I can buy a game on Kickstarter and usually make ~$70 each. Most of the time this is painfully stupid easy, but not always. I have stuff I need to sort, inventory, package, and such. But some companies don't make you do that. The months leading up to Christmas's I could sell 0-5 per day (normally 2-3).

This still requires know how and knowing the market. It's called arbitrage. Not everyone has the time or opportunity to do so. It's mainly because its actually difficult to do this and support yourself ONLY on this. And thus it tends to get relegated to spare time. This also puts cognitive biases into play. All of it is "free money". Consider if you were doing this 9-5 and you HAD to rely on that income to eat/live. It would start becoming fairly clear this job isn't all that easy once the low hanging fruit has been picked.


Money makes money, that is what money does. Companies make money, that is what they do. Investing in something that makes money, makes money. It is painfully stupidly easy. It is such a con (in the US) that investment income is taxed lower than actual work income.

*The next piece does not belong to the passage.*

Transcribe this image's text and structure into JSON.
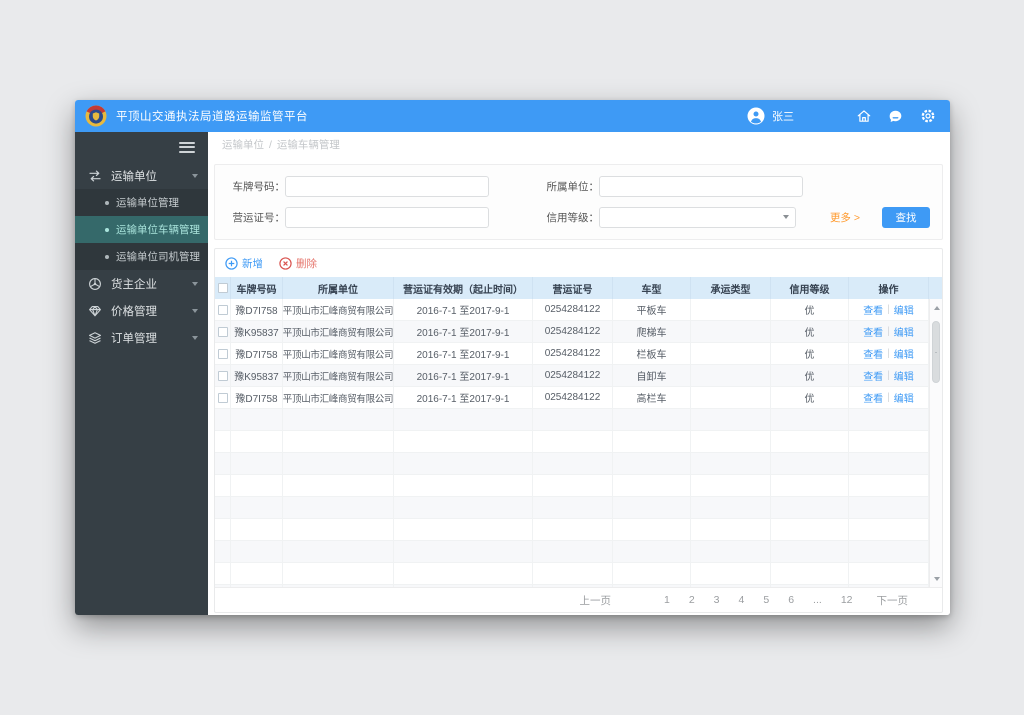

No significant group of idiots ever would choose to not invest in a profitable company because it was taxed at the rate of working . . . the idea defies logic.

Q: Who would not invest in Amazon if the profits were taxed like that of the income of a plumber (at a macro level)?
A: No one with two brain cells to rub together (at a macro level).

This could easily lead to politics so I'll be fairly brief. Many taxes or tax breaks are used as incentives. If the government (or society) wants you to do something they can use taxes to push in one direction or another. Investment (in general) was something the government wanted to incentivize and thus the taxes for that were lowered (back when it was initially done). Any more detailed look here and how this has changed in more modern time runs REALLY hard into that political wall so we probably shouldn't go there. Takeaway is that the amount income is taxed is unrelated to the effort required to produce said income.